Allí la única que pensaba que si  se despeinaba o se le arrugaba la camisa se iba a la calle, era yo.  A mi jefe lo que le importaba es que trabajaba bien, me dejaba la piel y estaba dispuesta a correr por la empresa. En ese preciso momento me di cuenta de que era víctima de mis propios prejuicios. Yo era la que pensaba que tenía que amoldarme y renunciar a mi manera de ser para encajar.  Yo y no la empresa me había metido en el traje.

Cuando meses después dejé ese trabajo para poder volver a mi tierra, mis compañeros me hicieron un regalo de despedida espectacular: todo su cariño, unos pendientes , un anillo y… ¡unas bailarinas rojas!
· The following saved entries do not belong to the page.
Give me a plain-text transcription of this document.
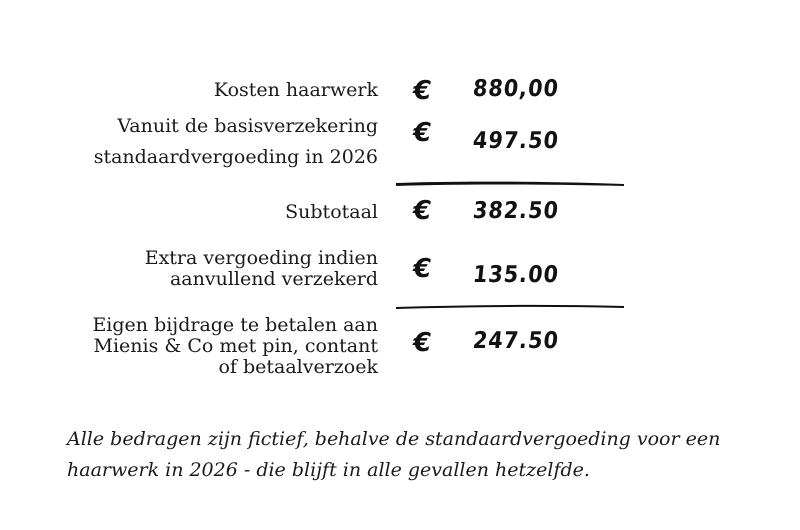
Kosten haarwerk € 880,00
Vanuit de basisverzekering
standaardvergoeding in 2026
€ 497.50
Subtotaal € 382.50
Extra vergoeding indien
aanvullend verzekerd € 135.00
Eigen bijdrage te betalen aan
Mienis & Co met pin, contant
of betaalverzoek
€ 247.50
Alle bedragen zijn fictief, behalve de standaardvergoeding voor een
haarwerk in 2026 - die blijft in alle gevallen hetzelfde.
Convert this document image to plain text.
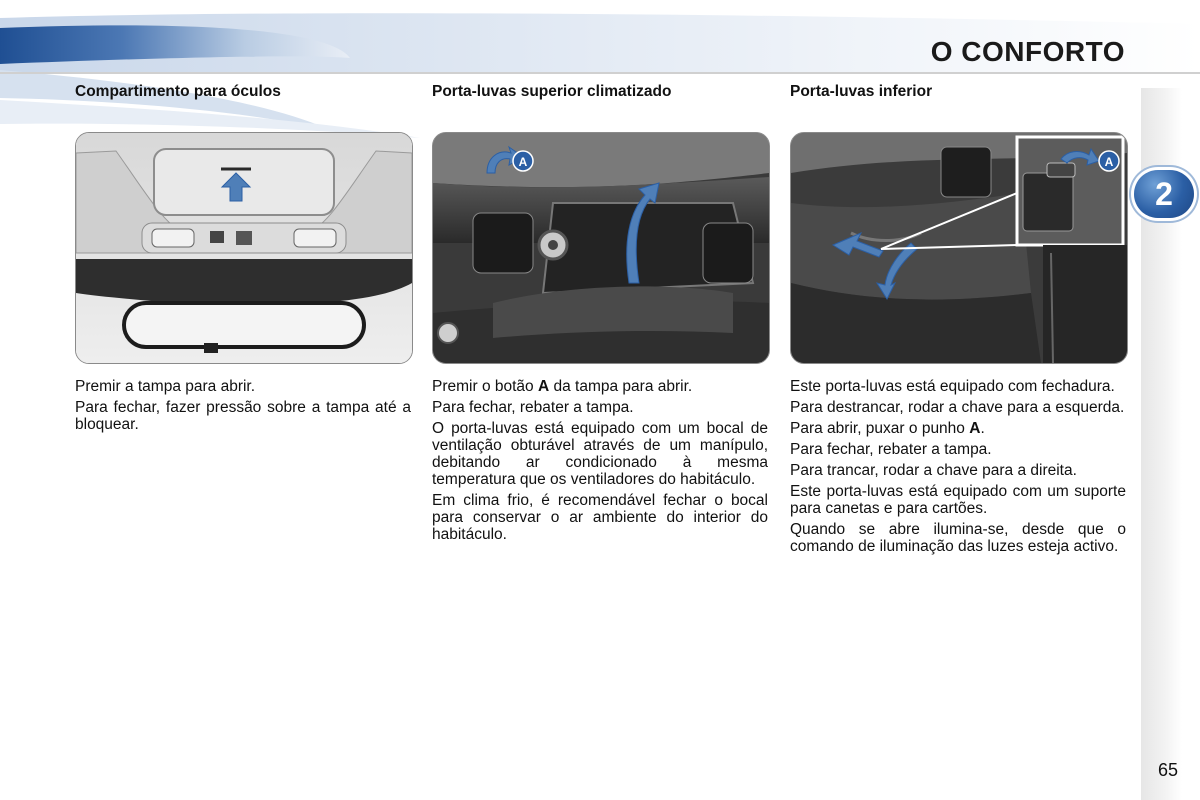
O CONFORTO
2
Compartimento para óculos

Premir a tampa para abrir.

Para fechar, fazer pressão sobre a tampa até a bloquear.

Porta-luvas superior climatizado
A

Premir o botão A da tampa para abrir.

Para fechar, rebater a tampa.

O porta-luvas está equipado com um bocal de ventilação obturável através de um manípulo, debitando ar condicionado à mesma temperatura que os ventiladores do habitáculo.

Em clima frio, é recomendável fechar o bocal para conservar o ar ambiente do interior do habitáculo.

Porta-luvas inferior
A

Este porta-luvas está equipado com fechadura.

Para destrancar, rodar a chave para a esquerda.

Para abrir, puxar o punho A.

Para fechar, rebater a tampa.

Para trancar, rodar a chave para a direita.

Este porta-luvas está equipado com um suporte para canetas e para cartões.

Quando se abre ilumina-se, desde que o comando de iluminação das luzes esteja activo.

65
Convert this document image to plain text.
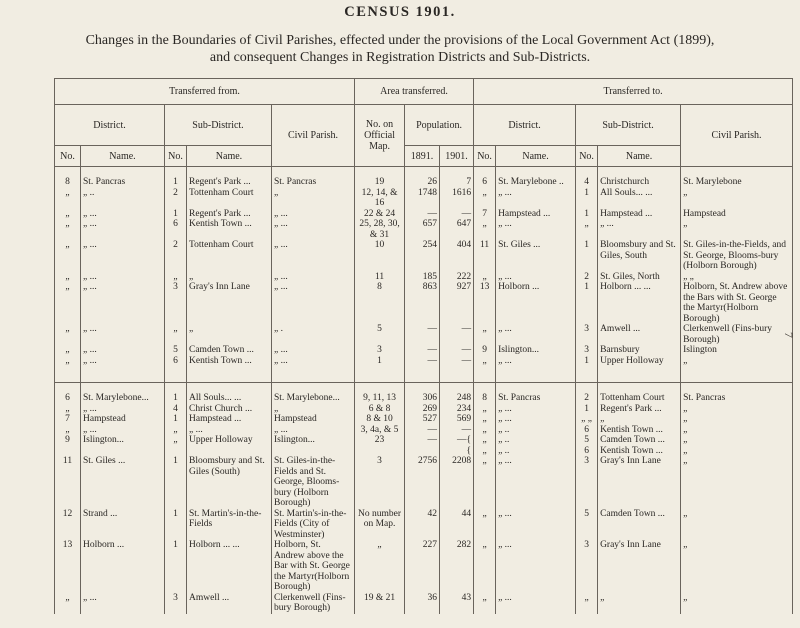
CENSUS 1901.
Changes in the Boundaries of Civil Parishes, effected under the provisions of the Local Government Act (1899),
and consequent Changes in Registration Districts and Sub-Districts.
Transferred from.					Area transferred.			Transferred to.				
District.		Sub-District.		Civil Parish.	No. on Official Map.	Population.		District.		Sub-District.		Civil Parish.
No.	Name.	No.	Name.			1891.	1901.	No.	Name.	No.	Name.	

8	St. Pancras	1	Regent's Park ...	St. Pancras	19	26	7	6	St. Marylebone ..	4	Christchurch	St. Marylebone
„	„ ..	2	Tottenham Court	„	12, 14, & 16	1748	1616	„	„ ...	1	All Souls... ...	„
„	„ ...	1	Regent's Park ...	„ ...	22 & 24	—	—	7	Hampstead ...	1	Hampstead ...	Hampstead
„	„ ...	6	Kentish Town ...	„ ...	25, 28, 30, & 31	657	647	„	„ ...	„	„ ...	„
„	„ ...	2	Tottenham Court	„ ...	10	254	404	11	St. Giles ...	1	Bloomsbury and St. Giles, South	St. Giles-in-the-Fields, and St. George, Blooms-bury (Holborn Borough)
„	„ ...	„	„	„ ...	11	185	222	„	„ ...	2	St. Giles, North	„ „
„	„ ...	3	Gray's Inn Lane	„ ...	8	863	927	13	Holborn ...	1	Holborn ... ...	Holborn, St. Andrew above the Bars with St. George the Martyr(Holborn Borough)
„	„ ...	„	„	„ .	5	—	—	„	„ ...	3	Amwell ...	Clerkenwell (Fins-bury Borough)
„	„ ...	5	Camden Town ...	„ ...	3	—	—	9	Islington...	3	Barnsbury	Islington
„	„ ...	6	Kentish Town ...	„ ...	1	—	—	„	„ ...	1	Upper Holloway	„

6	St. Marylebone...	1	All Souls... ...	St. Marylebone...	9, 11, 13	306	248	8	St. Pancras	2	Tottenham Court	St. Pancras
„	„ ...	4	Christ Church ...	„	6 & 8	269	234	„	„ ...	1	Regent's Park ...	„
7	Hampstead	1	Hampstead ...	Hampstead	8 & 10	527	569	„	„ ...	„ „	„	„
„	„ ...	„	„ ...	„ ...	3, 4a, & 5	—	—	„	„ ..	6	Kentish Town ...	„
9	Islington...	„	Upper Holloway	Islington...	23	—	—{	„	„ ..	5	Camden Town ...	„
							{	„	„ ..	6	Kentish Town ...	„
11	St. Giles ...	1	Bloomsbury and St. Giles (South)	St. Giles-in-the-Fields and St. George, Blooms-bury (Holborn Borough)	3	2756	2208	„	„ ...	3	Gray's Inn Lane	„
12	Strand ...	1	St. Martin's-in-the-Fields	St. Martin's-in-the-Fields (City of Westminster)	No number on Map.	42	44	„	„ ...	5	Camden Town ...	„
13	Holborn ...	1	Holborn ... ...	Holborn, St. Andrew above the Bar with St. George the Martyr(Holborn Borough)	„	227	282	„	„ ...	3	Gray's Inn Lane	„
„	„ ...	3	Amwell ...	Clerkenwell (Fins-bury Borough)	19 & 21	36	43	„	„ ...	„	„	„
7
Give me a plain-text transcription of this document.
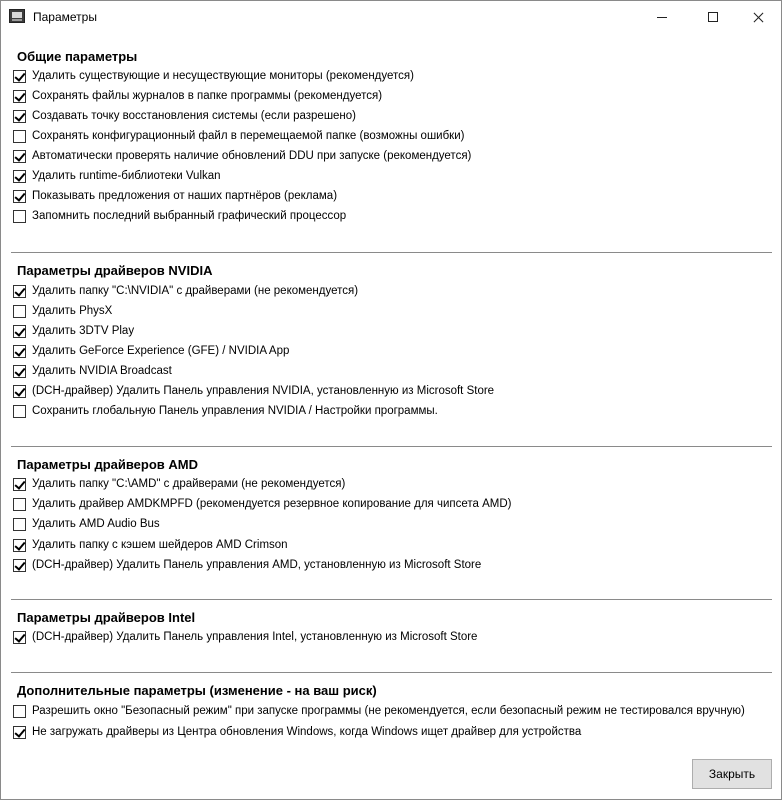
Параметры
Общие параметры
Удалить существующие и несуществующие мониторы (рекомендуется)
Сохранять файлы журналов в папке программы (рекомендуется)
Создавать точку восстановления системы (если разрешено)
Сохранять конфигурационный файл в перемещаемой папке (возможны ошибки)
Автоматически проверять наличие обновлений DDU при запуске (рекомендуется)
Удалить runtime-библиотеки Vulkan
Показывать предложения от наших партнёров (реклама)
Запомнить последний выбранный графический процессор
Параметры драйверов NVIDIA
Удалить папку "C:\NVIDIA" с драйверами (не рекомендуется)
Удалить PhysX
Удалить 3DTV Play
Удалить GeForce Experience (GFE) / NVIDIA App
Удалить NVIDIA Broadcast
(DCH-драйвер) Удалить Панель управления NVIDIA, установленную из Microsoft Store
Сохранить глобальную Панель управления NVIDIA / Настройки программы.
Параметры драйверов AMD
Удалить папку "C:\AMD" с драйверами (не рекомендуется)
Удалить драйвер AMDKMPFD (рекомендуется резервное копирование для чипсета AMD)
Удалить AMD Audio Bus
Удалить папку с кэшем шейдеров AMD Crimson
(DCH-драйвер) Удалить Панель управления AMD, установленную из Microsoft Store
Параметры драйверов Intel
(DCH-драйвер) Удалить Панель управления Intel, установленную из Microsoft Store
Дополнительные параметры (изменение - на ваш риск)
Разрешить окно "Безопасный режим" при запуске программы (не рекомендуется, если безопасный режим не тестировался вручную)
Не загружать драйверы из Центра обновления Windows, когда Windows ищет драйвер для устройства
Закрыть
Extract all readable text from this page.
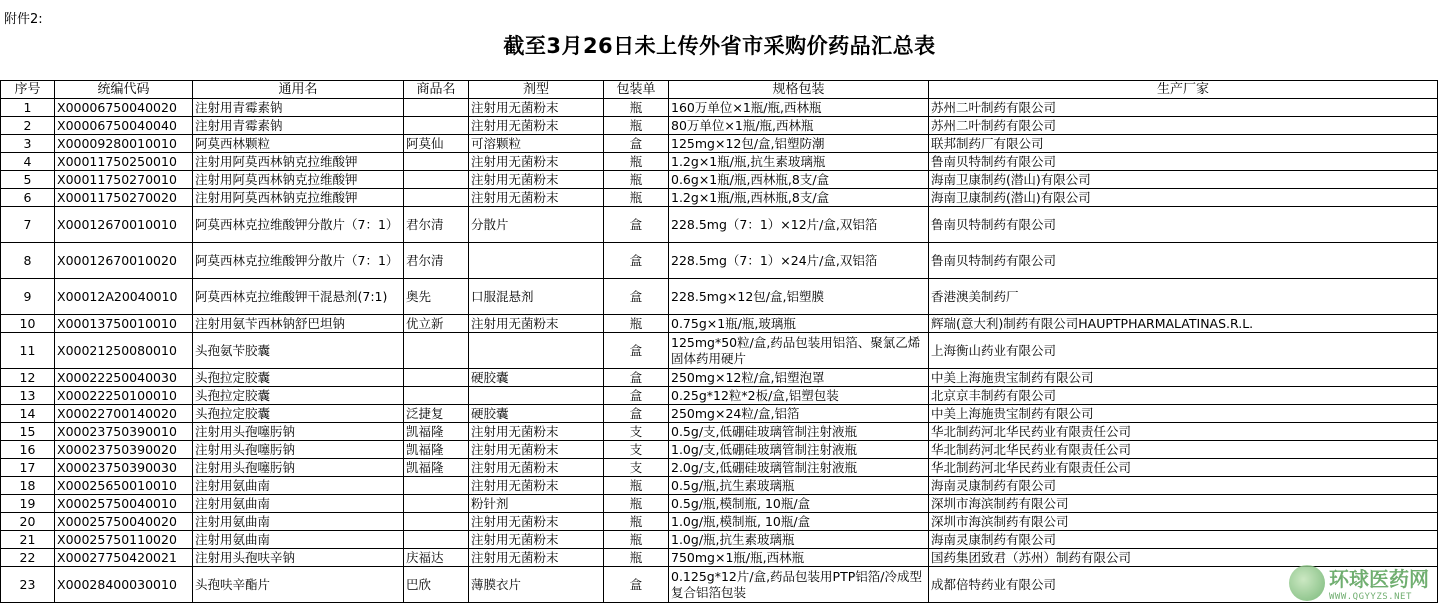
附件2:
截至3月26日未上传外省市采购价药品汇总表
序号	统编代码	通用名	商品名	剂型	包装单	规格包装	生产厂家
1	X00006750040020	注射用青霉素钠		注射用无菌粉末	瓶	160万单位×1瓶/瓶,西林瓶	苏州二叶制药有限公司
2	X00006750040040	注射用青霉素钠		注射用无菌粉末	瓶	80万单位×1瓶/瓶,西林瓶	苏州二叶制药有限公司
3	X00009280010010	阿莫西林颗粒	阿莫仙	可溶颗粒	盒	125mg×12包/盒,铝塑防潮	联邦制药厂有限公司
4	X00011750250010	注射用阿莫西林钠克拉维酸钾		注射用无菌粉末	瓶	1.2g×1瓶/瓶,抗生素玻璃瓶	鲁南贝特制药有限公司
5	X00011750270010	注射用阿莫西林钠克拉维酸钾		注射用无菌粉末	瓶	0.6g×1瓶/瓶,西林瓶,8支/盒	海南卫康制药(潜山)有限公司
6	X00011750270020	注射用阿莫西林钠克拉维酸钾		注射用无菌粉末	瓶	1.2g×1瓶/瓶,西林瓶,8支/盒	海南卫康制药(潜山)有限公司
7	X00012670010010	阿莫西林克拉维酸钾分散片（7：1）	君尔清	分散片	盒	228.5mg（7：1）×12片/盒,双铝箔	鲁南贝特制药有限公司
8	X00012670010020	阿莫西林克拉维酸钾分散片（7：1）	君尔清		盒	228.5mg（7：1）×24片/盒,双铝箔	鲁南贝特制药有限公司
9	X00012A20040010	阿莫西林克拉维酸钾干混悬剂(7:1)	奥先	口服混悬剂	盒	228.5mg×12包/盒,铝塑膜	香港澳美制药厂
10	X00013750010010	注射用氨苄西林钠舒巴坦钠	优立新	注射用无菌粉末	瓶	0.75g×1瓶/瓶,玻璃瓶	辉瑞(意大利)制药有限公司HAUPTPHARMALATINAS.R.L.
11	X00021250080010	头孢氨苄胶囊			盒	125mg*50粒/盒,药品包装用铝箔、聚氯乙烯固体药用硬片	上海衡山药业有限公司
12	X00022250040030	头孢拉定胶囊		硬胶囊	盒	250mg×12粒/盒,铝塑泡罩	中美上海施贵宝制药有限公司
13	X00022250100010	头孢拉定胶囊			盒	0.25g*12粒*2板/盒,铝塑包装	北京京丰制药有限公司
14	X00022700140020	头孢拉定胶囊	泛捷复	硬胶囊	盒	250mg×24粒/盒,铝箔	中美上海施贵宝制药有限公司
15	X00023750390010	注射用头孢噻肟钠	凯福隆	注射用无菌粉末	支	0.5g/支,低硼硅玻璃管制注射液瓶	华北制药河北华民药业有限责任公司
16	X00023750390020	注射用头孢噻肟钠	凯福隆	注射用无菌粉末	支	1.0g/支,低硼硅玻璃管制注射液瓶	华北制药河北华民药业有限责任公司
17	X00023750390030	注射用头孢噻肟钠	凯福隆	注射用无菌粉末	支	2.0g/支,低硼硅玻璃管制注射液瓶	华北制药河北华民药业有限责任公司
18	X00025650010010	注射用氨曲南		注射用无菌粉末	瓶	0.5g/瓶,抗生素玻璃瓶	海南灵康制药有限公司
19	X00025750040010	注射用氨曲南		粉针剂	瓶	0.5g/瓶,模制瓶, 10瓶/盒	深圳市海滨制药有限公司
20	X00025750040020	注射用氨曲南		注射用无菌粉末	瓶	1.0g/瓶,模制瓶, 10瓶/盒	深圳市海滨制药有限公司
21	X00025750110020	注射用氨曲南		注射用无菌粉末	瓶	1.0g/瓶,抗生素玻璃瓶	海南灵康制药有限公司
22	X00027750420021	注射用头孢呋辛钠	庆福达	注射用无菌粉末	瓶	750mg×1瓶/瓶,西林瓶	国药集团致君（苏州）制药有限公司
23	X00028400030010	头孢呋辛酯片	巴欣	薄膜衣片	盒	0.125g*12片/盒,药品包装用PTP铝箔/冷成型复合铝箔包装	成都倍特药业有限公司	环球医药网
WWW.QGYYZS.NET
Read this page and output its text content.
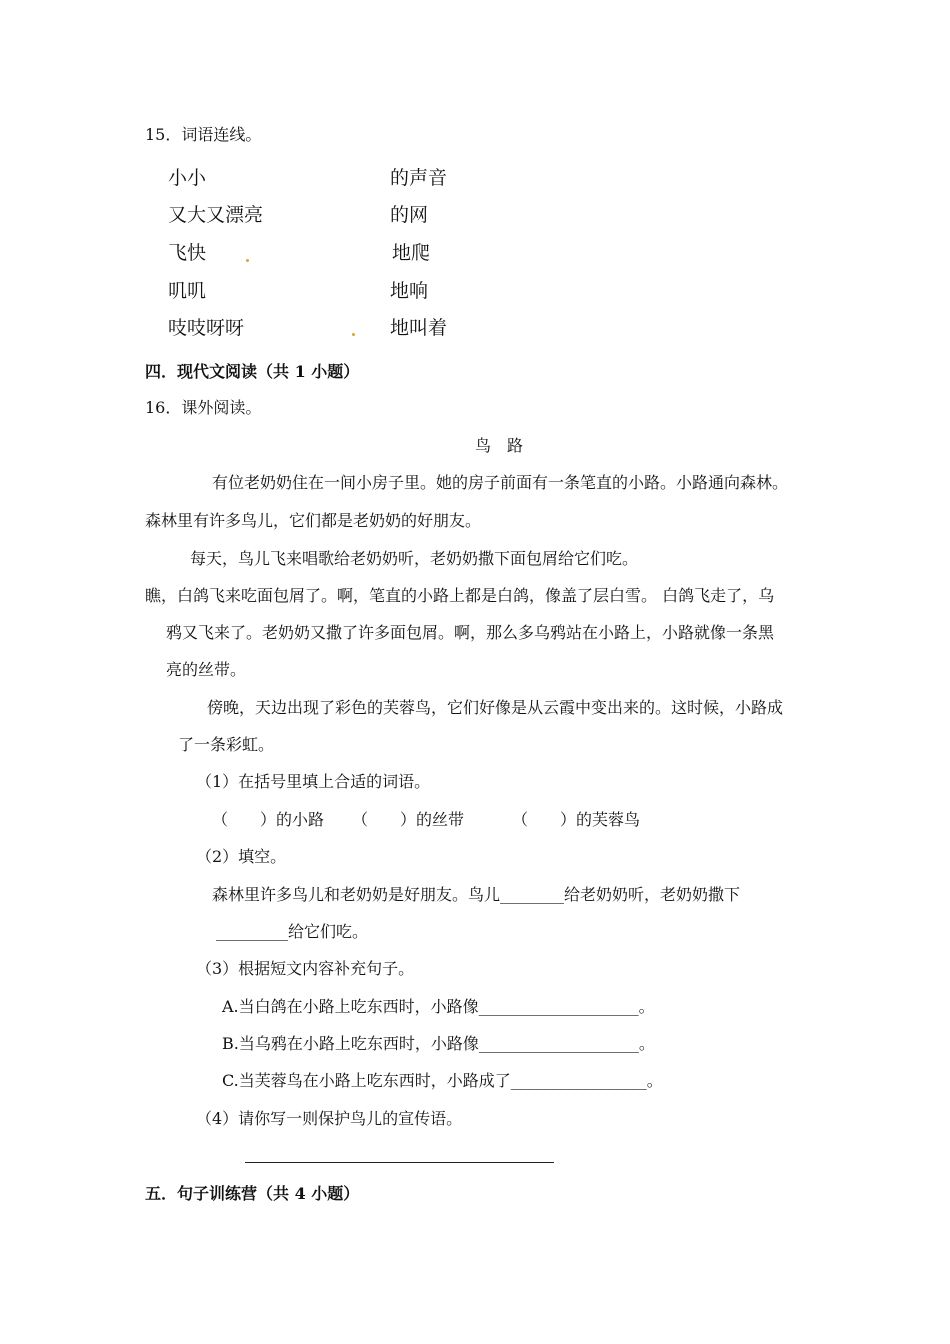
15．词语连线。
小小
又大又漂亮
飞快
叽叽
吱吱呀呀
的声音
的网
地爬
地响
地叫着
四．现代文阅读（共 1 小题）
16．课外阅读。
鸟　路
有位老奶奶住在一间小房子里。她的房子前面有一条笔直的小路。小路通向森林。
森林里有许多鸟儿，它们都是老奶奶的好朋友。
每天，鸟儿飞来唱歌给老奶奶听，老奶奶撒下面包屑给它们吃。
瞧，白鸽飞来吃面包屑了。啊，笔直的小路上都是白鸽，像盖了层白雪。 白鸽飞走了，乌
鸦又飞来了。老奶奶又撒了许多面包屑。啊，那么多乌鸦站在小路上，小路就像一条黑
亮的丝带。
傍晚，天边出现了彩色的芙蓉鸟，它们好像是从云霞中变出来的。这时候，小路成
了一条彩虹。
（1）在括号里填上合适的词语。
（　　）的小路 （　　）的丝带	（　　）的芙蓉鸟
（2）填空。
森林里许多鸟儿和老奶奶是好朋友。鸟儿________给老奶奶听，老奶奶撒下
_________给它们吃。
（3）根据短文内容补充句子。
A.当白鸽在小路上吃东西时，小路像____________________。
B.当乌鸦在小路上吃东西时，小路像____________________。
C.当芙蓉鸟在小路上吃东西时，小路成了_________________。
（4）请你写一则保护鸟儿的宣传语。
五．句子训练营（共 4 小题）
No sé cuantas veces le habré dicho o a mis becarios, becarias, estudiantes en prácticas ahora que yo soy “The Boss” en su primer día, que vengan vestidos como quieran, que lo que espero de su estancia es trabajo y compromiso

El mundo no cambia solo, lo cambiamos nosotras cuando demostramos que nuestra valía está por encima de nuestro aspecto, cuando corremos y peleamos por lo que queremos… en bailarinas rojas o en tacones de diez centímetros.